At 300K peak reads/sec, a single machine can't handle this — even a well-tuned server tops out around 50K–100K simple reads/sec. This immediately tells us we need multiple nodes handling reads, which means partitioning (consistent hashing) and replication.

At 30K peak writes/sec, a single machine also can't keep up with durable disk writes at this rate. Writes need to be distributed across nodes too.


Storage#

Data per day:          1B × 1 KB = 1 TB/day
Data per year:         1 TB × 365 ≈ 400 TB/year (rounded up)
10-year total (raw):   400 TB × 10 = 4 PB

With 3× replication:   4 PB × 3 = 12 PB total storage

12 PB is massive. If a single machine holds 10 TB of data comfortably, we need:

12 PB / 10 TB = 1,200 machines (just for storage)

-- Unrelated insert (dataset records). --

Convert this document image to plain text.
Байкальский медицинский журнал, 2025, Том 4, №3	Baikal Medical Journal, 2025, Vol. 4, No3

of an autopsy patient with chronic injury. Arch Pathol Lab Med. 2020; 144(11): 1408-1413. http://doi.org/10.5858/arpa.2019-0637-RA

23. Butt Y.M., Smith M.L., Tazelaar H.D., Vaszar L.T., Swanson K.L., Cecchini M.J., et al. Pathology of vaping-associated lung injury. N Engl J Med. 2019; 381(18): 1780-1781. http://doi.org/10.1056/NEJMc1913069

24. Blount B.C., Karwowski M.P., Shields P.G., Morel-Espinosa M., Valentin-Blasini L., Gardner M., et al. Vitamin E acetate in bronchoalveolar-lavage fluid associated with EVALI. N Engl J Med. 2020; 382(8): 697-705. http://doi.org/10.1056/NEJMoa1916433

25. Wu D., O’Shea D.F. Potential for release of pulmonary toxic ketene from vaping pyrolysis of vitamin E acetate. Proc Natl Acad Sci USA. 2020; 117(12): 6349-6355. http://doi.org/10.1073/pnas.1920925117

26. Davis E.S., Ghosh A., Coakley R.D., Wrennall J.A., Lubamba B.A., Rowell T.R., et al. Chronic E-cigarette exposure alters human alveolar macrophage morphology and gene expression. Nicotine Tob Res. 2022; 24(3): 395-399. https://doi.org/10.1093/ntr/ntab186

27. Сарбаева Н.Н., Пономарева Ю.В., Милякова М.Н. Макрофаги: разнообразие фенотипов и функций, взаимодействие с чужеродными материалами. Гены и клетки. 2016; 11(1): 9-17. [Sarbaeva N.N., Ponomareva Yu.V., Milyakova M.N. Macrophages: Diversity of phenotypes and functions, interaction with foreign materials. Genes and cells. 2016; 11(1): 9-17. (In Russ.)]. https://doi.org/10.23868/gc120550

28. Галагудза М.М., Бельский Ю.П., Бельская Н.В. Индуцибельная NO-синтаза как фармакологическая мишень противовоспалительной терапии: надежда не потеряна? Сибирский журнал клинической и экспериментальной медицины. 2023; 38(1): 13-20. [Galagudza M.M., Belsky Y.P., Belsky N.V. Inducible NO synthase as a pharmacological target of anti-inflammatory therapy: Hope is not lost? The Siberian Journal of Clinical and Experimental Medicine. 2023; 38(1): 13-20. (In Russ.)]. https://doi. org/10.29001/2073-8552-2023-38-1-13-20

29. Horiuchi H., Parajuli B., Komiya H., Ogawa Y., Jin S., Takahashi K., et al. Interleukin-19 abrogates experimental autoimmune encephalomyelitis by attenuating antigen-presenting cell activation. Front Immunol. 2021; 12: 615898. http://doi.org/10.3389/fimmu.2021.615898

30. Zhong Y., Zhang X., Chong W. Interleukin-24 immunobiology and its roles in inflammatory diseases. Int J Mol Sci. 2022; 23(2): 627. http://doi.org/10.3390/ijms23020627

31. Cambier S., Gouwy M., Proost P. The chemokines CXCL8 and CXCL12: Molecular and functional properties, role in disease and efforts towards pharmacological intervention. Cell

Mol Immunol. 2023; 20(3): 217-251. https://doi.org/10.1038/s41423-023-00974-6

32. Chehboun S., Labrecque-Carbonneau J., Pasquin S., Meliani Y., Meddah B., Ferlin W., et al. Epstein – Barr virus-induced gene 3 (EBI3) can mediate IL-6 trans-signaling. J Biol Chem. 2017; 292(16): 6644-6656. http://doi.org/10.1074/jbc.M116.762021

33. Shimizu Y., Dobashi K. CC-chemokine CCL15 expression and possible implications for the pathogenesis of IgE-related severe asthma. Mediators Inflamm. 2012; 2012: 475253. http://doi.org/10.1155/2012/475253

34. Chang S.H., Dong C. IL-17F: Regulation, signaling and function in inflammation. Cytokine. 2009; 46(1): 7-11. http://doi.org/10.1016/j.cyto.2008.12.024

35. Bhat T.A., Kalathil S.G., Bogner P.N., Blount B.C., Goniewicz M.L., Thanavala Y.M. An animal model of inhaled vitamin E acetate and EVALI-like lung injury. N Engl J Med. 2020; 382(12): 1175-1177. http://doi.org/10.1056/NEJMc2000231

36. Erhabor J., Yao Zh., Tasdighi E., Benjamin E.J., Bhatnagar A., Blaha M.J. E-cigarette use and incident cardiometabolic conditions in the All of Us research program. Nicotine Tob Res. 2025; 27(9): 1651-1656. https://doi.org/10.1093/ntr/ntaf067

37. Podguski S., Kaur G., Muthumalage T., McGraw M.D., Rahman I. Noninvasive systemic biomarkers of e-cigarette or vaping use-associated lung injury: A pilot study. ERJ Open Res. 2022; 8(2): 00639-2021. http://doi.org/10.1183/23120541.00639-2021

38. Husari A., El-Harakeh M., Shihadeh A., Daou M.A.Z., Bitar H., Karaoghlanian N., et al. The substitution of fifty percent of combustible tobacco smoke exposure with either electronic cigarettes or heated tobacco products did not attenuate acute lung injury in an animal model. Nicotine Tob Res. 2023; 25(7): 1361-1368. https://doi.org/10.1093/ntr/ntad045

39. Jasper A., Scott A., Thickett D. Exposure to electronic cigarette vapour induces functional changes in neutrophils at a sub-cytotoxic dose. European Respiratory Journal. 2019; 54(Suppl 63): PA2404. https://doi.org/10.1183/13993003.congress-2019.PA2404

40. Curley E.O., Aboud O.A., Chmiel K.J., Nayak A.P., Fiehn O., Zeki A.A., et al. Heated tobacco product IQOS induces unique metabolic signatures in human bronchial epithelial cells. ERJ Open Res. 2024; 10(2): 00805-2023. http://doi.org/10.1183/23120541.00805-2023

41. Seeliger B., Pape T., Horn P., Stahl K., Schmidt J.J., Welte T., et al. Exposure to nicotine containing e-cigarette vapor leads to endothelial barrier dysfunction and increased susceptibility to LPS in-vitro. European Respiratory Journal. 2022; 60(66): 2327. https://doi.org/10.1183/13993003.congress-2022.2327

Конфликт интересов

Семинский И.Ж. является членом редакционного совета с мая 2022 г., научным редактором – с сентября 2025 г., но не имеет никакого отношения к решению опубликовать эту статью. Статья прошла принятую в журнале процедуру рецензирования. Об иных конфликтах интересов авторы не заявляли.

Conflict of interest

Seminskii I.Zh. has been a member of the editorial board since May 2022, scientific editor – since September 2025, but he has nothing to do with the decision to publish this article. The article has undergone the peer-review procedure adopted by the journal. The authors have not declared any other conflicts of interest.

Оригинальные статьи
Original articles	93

This means consistent hashing and automatic data partitioning aren't optional — they're the only way to manage data placement across 1,200+ nodes. You can't manually assign which key goes where. The ring does it for you, and virtual nodes (vnodes) keep the distribution even.


Bandwidth#

Reads (peak):
  300K/sec × 1 KB = 300 MB/s × 8 = 2.4 Gbps

Writes (peak):
  30K/sec × 1 KB = 30 MB/s × 8 = 240 Mbps

2.4 Gbps peak read bandwidth is well within a standard 10 Gbps NIC (and this is spread across many nodes, not a single machine). Bandwidth is not a bottleneck for this system.


Summary#

Avg write QPS:      10K/sec     | Peak: 30K/sec
Avg read QPS:       100K/sec    | Peak: 300K/sec
Read:write ratio:   10:1

Storage (10 yrs):   4 PB raw → 12 PB with replication
Nodes needed:       ~1,200+ (at 10 TB per machine)

Peak bandwidth:     2.4 Gbps reads, 240 Mbps writes → not a bottleneck

Architecture decisions this forces#

300K peak reads/sec     → single node can't serve this — must partition reads
                          across nodes (consistent hashing + replication)

30K peak writes/sec     → single node can't absorb this — need distributed
                          writes with LSM Tree (memtable absorbs bursts)

12 PB total storage     → ~1,200 nodes minimum — consistent hashing with
                          vnodes for automatic data placement

1 KB value size         → small enough to store inline (no separate blob store
                          needed, unlike Pastebin's 10 KB pastes)

Interview framing

"1 billion new keys per day, 1 KB average value size. 10:1 read:write ratio gives us 10K writes/sec and 100K reads/sec average — 30K and 300K at 3× peak. Over 10 years with 3× replication, that's 12 PB — about 1,200 machines at 10 TB each. Bandwidth is 2.4 Gbps peak reads, well within modern NICs. The key takeaway: at this scale, consistent hashing for partitioning and LSM Trees for write throughput aren't optional — they're survival requirements."